Thousands of dollars a month.  It should be doing just as well now, and it would -- if only
you'd help me.  So why don't you move your work in here?  I'll give you an office, a
decent drawing account, and a very healthy slice of the profits.  Three years ago, when my
head doctor, Silkworth, began to tell me of the idea of helping drunks by spirituality, I
thought it was crackpot stuff, but I've changed my mind.  Some day this bunch of
ex-drunks of yours will fill Madison Square Garden, and I don't see why you should starve
meanwhile.  What I propose is perfectly ethical.  You can become a lay therapist, and
more successful than anybody in the business.'
	"I was bowled over.  There were a few twinges of conscience until I saw how
really ethical Charlie's proposal was.  There was nothing wrong whatever with becoming a
lay therapist.  I thought of Lois coming home exhausted from the department store each
day, only to cook supper for a houseful of drunks who weren't paying board.  I thought of
the large sum of money still owing my Wall Street creditors.  I thought of a few of my
alcoholic friends, who were making as much money as ever.  Why shouldn't I do as well as
they?
	"Although I asked Charlie for a little time to consider it, my own mind was about
made up.  Racing back to Brooklyn on the subway, I had a seeming flash of divine
guidance.  It was only a single sentence, but most convincing.  In fact, it came right out of
the Bible -- a voice kept saying to me, 'The laborer is worthy of his hire.'  Arriving home, I
found Lois cooking as usual, while three drunks looked hungrily on from the kitchen door. 

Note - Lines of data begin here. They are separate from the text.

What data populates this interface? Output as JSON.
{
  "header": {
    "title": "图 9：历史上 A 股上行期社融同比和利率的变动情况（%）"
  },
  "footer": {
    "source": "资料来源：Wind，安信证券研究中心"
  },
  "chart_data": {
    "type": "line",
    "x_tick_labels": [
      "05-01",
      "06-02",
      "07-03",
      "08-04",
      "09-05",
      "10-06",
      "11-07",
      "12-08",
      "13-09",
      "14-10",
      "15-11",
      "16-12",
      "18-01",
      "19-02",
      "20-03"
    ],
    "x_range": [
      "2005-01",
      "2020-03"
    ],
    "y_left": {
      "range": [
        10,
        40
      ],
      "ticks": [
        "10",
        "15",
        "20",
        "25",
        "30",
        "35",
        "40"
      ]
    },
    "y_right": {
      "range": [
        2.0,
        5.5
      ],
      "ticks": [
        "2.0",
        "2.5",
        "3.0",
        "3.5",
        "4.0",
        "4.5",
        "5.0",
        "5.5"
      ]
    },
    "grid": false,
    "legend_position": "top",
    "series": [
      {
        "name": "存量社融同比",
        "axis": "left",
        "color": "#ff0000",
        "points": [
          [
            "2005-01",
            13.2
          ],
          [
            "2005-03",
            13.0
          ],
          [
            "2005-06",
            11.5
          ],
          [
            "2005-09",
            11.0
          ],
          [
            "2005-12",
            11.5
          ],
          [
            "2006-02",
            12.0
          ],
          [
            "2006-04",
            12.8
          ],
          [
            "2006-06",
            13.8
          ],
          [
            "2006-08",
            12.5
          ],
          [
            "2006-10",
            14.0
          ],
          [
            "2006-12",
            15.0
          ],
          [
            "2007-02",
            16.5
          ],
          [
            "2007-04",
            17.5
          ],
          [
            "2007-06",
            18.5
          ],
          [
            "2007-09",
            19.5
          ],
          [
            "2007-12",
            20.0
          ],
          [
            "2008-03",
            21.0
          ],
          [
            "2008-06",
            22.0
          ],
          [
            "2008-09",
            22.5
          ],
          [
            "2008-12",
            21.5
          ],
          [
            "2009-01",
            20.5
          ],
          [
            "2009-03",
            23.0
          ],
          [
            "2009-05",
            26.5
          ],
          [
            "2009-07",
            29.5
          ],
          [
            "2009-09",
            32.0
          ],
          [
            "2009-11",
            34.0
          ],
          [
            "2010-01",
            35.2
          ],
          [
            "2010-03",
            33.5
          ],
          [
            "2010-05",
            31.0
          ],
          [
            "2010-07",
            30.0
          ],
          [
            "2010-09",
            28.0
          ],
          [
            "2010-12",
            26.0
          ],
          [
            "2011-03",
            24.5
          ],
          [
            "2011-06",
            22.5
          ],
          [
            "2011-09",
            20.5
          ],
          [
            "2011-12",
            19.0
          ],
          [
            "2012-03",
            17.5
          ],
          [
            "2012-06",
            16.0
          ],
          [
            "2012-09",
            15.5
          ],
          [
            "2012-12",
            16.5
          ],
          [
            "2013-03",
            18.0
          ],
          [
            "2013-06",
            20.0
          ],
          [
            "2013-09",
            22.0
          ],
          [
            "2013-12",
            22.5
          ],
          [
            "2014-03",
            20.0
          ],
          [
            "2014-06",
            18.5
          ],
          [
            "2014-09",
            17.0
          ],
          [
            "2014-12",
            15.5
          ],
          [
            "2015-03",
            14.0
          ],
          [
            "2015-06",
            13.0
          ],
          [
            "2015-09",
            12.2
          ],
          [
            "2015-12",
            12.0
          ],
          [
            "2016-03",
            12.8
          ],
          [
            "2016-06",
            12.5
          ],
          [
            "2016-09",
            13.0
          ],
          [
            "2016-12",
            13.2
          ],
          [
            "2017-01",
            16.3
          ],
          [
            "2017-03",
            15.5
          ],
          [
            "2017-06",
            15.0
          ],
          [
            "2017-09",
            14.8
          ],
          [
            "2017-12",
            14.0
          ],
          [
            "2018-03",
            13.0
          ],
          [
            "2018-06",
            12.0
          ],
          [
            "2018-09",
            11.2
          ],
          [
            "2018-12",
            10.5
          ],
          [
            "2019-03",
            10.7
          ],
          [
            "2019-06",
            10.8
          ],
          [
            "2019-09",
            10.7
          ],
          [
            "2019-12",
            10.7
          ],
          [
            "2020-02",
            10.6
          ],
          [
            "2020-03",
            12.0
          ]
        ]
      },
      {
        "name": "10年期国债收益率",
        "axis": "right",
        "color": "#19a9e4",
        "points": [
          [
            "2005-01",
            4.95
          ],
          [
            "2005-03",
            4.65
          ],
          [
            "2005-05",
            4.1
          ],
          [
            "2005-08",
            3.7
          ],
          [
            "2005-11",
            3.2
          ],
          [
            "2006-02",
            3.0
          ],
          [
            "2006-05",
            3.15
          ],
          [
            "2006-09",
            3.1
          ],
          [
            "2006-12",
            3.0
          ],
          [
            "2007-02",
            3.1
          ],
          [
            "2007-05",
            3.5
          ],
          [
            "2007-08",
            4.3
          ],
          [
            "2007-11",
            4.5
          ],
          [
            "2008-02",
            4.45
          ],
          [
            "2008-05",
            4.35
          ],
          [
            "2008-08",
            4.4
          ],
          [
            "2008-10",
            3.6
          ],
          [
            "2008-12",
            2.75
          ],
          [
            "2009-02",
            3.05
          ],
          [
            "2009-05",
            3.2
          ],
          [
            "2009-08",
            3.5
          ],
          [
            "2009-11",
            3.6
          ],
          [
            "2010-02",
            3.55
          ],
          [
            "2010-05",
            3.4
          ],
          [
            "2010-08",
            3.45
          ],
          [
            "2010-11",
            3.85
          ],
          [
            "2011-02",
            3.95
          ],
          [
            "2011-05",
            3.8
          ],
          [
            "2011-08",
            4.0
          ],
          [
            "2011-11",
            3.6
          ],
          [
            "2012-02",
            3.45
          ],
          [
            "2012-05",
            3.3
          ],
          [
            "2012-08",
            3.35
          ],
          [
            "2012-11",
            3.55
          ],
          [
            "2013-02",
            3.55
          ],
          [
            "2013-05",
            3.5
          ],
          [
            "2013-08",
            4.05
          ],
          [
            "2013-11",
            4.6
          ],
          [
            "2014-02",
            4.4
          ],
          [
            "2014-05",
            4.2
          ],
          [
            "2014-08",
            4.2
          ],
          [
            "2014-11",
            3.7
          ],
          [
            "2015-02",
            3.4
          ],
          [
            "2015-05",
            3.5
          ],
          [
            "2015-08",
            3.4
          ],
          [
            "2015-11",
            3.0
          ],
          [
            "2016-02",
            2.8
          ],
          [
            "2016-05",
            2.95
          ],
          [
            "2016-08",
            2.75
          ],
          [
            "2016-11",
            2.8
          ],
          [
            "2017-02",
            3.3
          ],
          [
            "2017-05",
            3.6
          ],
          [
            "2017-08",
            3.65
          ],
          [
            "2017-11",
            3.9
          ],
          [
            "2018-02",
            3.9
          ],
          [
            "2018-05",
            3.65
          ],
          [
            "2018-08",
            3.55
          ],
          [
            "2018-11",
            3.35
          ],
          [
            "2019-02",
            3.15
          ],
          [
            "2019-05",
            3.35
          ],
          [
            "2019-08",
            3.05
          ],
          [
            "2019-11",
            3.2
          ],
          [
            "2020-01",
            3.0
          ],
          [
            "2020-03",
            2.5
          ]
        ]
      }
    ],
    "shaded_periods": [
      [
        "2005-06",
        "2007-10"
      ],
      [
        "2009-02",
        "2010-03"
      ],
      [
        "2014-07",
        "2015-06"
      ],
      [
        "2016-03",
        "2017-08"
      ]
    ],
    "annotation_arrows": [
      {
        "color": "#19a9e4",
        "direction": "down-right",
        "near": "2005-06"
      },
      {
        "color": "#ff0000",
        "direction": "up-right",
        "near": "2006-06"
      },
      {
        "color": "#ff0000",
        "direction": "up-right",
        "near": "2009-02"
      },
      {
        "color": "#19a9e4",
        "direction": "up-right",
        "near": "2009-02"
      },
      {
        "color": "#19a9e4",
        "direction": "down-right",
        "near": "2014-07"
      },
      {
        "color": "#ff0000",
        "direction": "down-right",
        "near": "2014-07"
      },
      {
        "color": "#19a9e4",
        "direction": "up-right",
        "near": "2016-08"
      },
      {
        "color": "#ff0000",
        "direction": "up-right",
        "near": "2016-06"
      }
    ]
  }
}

I drew her aside and told the glorious news.  She looked interested, but not as excited as I
thought she should be.
	"It was meeting night.  Although none of the alcoholics we boarded seemed to get
sober, some others had.  With their wives they crowded into our downstairs parlor.  At
once I burst into the story of my opportunity.  Never shall I forget their impassive faces,
and the steady gaze they focused upon me.  With waning enthusiasm, my tale trailed off to
the end.  There was a long silence.
	"Almost timidly, one of my friends began to speak.  'We know how hard up you
are, Bill.  It bothers us a lot.  We've often wondered what we might do about it.  But I
think I speak for everyone here when I say that what you now propose bothers us an
awful lot more.'  The speaker's voice grew more confident.  'Don't you realize,' he went
on, 'that you can never become a professional?  As generous as Charlie has been to us,
don't you see that we can't tie this thing up with his hospital or any other?  You tell us that
Charlie's proposal is ethical.  Sure, it's ethical, but what we've got won't run on ethics only; 
it has to be better.  Sure, Charlie's idea is good, but it isn't good enough.  This is a matter
of life and death, Bill, and nothing but the very best will do!'  Challengingly, my friends
looked at me as their spokesman continued.  'Bill, haven't you often said right here in this
meeting that sometimes the good is the enemy of the best?  Well, this is a plain case of it. 
You can't do this thing to us!'
	"So spoke the group conscience.  The group was right and I was wrong;  the voice
on the subway was not the voice of God.  Here was the true voice, welling up out of my
friends.  I listened, and -- thank God -- I obeyed."